Hills ripple buff torsos,
worn down, but posed by time,
waiting for their Jane Campion moment,
for the power of the sheep dog,
the whole magnificent imbroglio;
but we have somewhere to get to,
and drive calmly on,
window wound to the sill,
to let breezes swirl.
A hawk squizzes entrails
of road kill,
as if to read its own future,
as a sheep truck approaches,
past snakes of plastic-wrapped hay
and ragged macrocarpa windbreaks.
Across the tarseal,
lope of a ferret,
a long streak of piss.
Roads where rock fragments
come at you out of nowhere,
uncertainty in the air.
Then, paused by a road sign,
to hug the verge in surprise,
at the wide load of a house slowly passing
across the centre-line.


© David Eggleton

David Eggleton lives in Ōtepoti Dunedin and was the Aotearoa New Zealand Poet Laureate between August 2019 and August 2022. He is a former Editor of Landfall and Landfall Review Online as well as the Phantom Billstickers Cafe Reader.

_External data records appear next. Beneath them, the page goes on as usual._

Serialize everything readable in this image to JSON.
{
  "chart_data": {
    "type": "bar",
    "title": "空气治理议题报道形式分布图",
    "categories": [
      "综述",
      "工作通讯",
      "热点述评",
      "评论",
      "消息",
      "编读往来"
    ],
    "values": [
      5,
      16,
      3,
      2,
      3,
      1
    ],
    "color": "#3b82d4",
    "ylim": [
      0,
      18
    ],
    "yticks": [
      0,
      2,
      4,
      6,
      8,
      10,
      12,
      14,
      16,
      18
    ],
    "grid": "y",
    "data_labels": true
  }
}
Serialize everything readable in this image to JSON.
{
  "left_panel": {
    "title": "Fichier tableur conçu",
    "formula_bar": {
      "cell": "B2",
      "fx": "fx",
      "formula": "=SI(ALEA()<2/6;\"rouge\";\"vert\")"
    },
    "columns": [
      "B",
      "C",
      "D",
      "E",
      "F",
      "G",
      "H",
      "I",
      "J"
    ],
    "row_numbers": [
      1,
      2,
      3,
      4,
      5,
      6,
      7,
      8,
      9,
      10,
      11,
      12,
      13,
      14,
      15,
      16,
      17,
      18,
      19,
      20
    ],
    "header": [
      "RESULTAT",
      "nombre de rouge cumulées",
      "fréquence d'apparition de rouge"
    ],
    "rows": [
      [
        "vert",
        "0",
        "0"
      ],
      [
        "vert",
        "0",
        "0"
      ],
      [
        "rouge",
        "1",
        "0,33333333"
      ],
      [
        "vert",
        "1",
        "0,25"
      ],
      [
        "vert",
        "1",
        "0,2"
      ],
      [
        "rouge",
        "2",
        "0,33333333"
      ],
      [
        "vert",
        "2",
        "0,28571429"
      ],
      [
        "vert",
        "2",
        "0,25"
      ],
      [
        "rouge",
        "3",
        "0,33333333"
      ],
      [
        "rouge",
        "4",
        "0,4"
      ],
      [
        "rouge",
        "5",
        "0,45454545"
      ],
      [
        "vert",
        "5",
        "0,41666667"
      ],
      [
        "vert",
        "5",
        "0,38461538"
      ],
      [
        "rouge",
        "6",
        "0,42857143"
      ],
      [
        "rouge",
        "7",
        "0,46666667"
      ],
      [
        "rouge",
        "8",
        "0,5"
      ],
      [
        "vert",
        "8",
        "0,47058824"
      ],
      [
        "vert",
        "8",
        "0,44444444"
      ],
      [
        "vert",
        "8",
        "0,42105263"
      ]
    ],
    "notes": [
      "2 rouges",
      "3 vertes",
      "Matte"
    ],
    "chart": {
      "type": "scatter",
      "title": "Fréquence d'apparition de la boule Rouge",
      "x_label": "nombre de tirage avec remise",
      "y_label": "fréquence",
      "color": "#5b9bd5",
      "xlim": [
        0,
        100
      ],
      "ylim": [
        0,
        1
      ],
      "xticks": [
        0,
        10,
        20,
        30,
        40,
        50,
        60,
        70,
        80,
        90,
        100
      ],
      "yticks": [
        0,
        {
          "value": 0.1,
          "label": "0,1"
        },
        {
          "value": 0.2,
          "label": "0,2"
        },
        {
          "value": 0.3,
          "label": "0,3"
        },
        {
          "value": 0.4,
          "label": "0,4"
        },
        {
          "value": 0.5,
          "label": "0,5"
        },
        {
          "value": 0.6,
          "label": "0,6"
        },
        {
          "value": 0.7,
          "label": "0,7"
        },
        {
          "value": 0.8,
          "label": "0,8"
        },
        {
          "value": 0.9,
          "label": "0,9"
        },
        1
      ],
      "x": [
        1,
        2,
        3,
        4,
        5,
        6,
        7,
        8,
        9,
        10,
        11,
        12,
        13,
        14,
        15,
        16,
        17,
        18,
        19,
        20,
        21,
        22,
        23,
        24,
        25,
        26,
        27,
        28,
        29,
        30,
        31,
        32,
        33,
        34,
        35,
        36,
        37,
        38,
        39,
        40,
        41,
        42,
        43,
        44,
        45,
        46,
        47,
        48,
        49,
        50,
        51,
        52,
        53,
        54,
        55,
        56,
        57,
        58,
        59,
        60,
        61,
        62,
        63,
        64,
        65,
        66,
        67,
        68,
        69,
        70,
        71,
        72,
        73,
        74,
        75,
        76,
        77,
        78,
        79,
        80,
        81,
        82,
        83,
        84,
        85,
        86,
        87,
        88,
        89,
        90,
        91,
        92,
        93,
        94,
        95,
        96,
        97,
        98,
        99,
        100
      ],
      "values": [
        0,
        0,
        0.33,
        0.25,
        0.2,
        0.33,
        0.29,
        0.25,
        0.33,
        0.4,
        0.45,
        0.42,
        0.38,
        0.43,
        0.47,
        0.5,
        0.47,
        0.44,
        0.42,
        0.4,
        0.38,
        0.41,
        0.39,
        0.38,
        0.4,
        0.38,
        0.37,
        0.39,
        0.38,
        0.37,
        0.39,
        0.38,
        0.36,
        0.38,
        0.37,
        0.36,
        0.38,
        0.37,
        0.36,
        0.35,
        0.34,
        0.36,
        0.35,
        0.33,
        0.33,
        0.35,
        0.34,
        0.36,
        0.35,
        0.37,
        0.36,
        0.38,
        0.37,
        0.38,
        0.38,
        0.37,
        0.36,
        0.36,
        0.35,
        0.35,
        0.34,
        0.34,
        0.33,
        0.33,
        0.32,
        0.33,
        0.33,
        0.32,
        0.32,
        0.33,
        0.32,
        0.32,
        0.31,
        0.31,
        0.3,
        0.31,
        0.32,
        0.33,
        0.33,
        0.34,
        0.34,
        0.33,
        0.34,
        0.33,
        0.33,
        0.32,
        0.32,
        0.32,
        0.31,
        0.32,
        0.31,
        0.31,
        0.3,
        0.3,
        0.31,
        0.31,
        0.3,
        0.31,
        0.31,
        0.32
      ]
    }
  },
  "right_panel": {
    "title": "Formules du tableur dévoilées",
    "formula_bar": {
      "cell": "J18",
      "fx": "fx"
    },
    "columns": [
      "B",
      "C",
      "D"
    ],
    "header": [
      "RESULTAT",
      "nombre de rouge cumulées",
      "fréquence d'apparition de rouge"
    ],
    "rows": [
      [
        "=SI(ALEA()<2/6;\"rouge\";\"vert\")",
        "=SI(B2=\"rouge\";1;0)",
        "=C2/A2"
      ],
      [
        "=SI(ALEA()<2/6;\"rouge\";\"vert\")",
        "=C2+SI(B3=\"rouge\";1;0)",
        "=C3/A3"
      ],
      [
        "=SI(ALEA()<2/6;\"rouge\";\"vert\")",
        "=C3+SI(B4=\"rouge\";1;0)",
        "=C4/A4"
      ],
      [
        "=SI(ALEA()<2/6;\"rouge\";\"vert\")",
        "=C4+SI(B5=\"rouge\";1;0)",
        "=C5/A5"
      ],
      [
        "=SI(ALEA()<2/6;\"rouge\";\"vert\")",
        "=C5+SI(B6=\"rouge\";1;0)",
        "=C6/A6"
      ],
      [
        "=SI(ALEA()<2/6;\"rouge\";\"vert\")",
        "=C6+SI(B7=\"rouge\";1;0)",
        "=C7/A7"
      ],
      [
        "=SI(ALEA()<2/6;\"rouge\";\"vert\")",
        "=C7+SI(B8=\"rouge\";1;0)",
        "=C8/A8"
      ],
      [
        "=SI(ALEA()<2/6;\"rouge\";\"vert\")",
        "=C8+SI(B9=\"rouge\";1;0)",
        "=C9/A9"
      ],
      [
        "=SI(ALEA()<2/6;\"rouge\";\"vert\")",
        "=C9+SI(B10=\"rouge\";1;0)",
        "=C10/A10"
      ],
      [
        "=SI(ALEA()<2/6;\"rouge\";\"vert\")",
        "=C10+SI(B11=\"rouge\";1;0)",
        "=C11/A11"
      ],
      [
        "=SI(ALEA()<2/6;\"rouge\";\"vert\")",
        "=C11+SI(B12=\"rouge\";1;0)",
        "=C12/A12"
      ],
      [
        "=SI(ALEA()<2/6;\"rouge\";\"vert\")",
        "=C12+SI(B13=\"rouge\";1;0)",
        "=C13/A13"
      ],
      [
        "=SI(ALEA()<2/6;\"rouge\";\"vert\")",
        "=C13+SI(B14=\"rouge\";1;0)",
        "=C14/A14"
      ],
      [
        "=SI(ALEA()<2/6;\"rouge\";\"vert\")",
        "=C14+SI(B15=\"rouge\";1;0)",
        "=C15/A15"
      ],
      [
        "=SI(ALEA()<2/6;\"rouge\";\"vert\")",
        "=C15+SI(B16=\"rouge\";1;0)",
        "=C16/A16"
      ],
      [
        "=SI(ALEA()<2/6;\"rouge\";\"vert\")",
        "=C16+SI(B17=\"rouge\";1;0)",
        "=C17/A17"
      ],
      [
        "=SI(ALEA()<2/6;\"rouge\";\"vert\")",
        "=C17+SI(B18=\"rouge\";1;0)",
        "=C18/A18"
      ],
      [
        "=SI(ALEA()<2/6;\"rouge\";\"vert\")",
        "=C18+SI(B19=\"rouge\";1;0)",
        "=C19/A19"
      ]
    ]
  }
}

His book The Conch Trumpet won the 2016 Ockham New Zealand Book Award for Poetry. Also in 2016, he received the Prime Minister’s Award for Literary Achievement in Poetry. His The Wilder Years: Selected Poems, was published by Otago University Press in 2021 and his new collection Respirator: A Laureate Collection 2019 -2022 was published by Otago University Press in March 2023.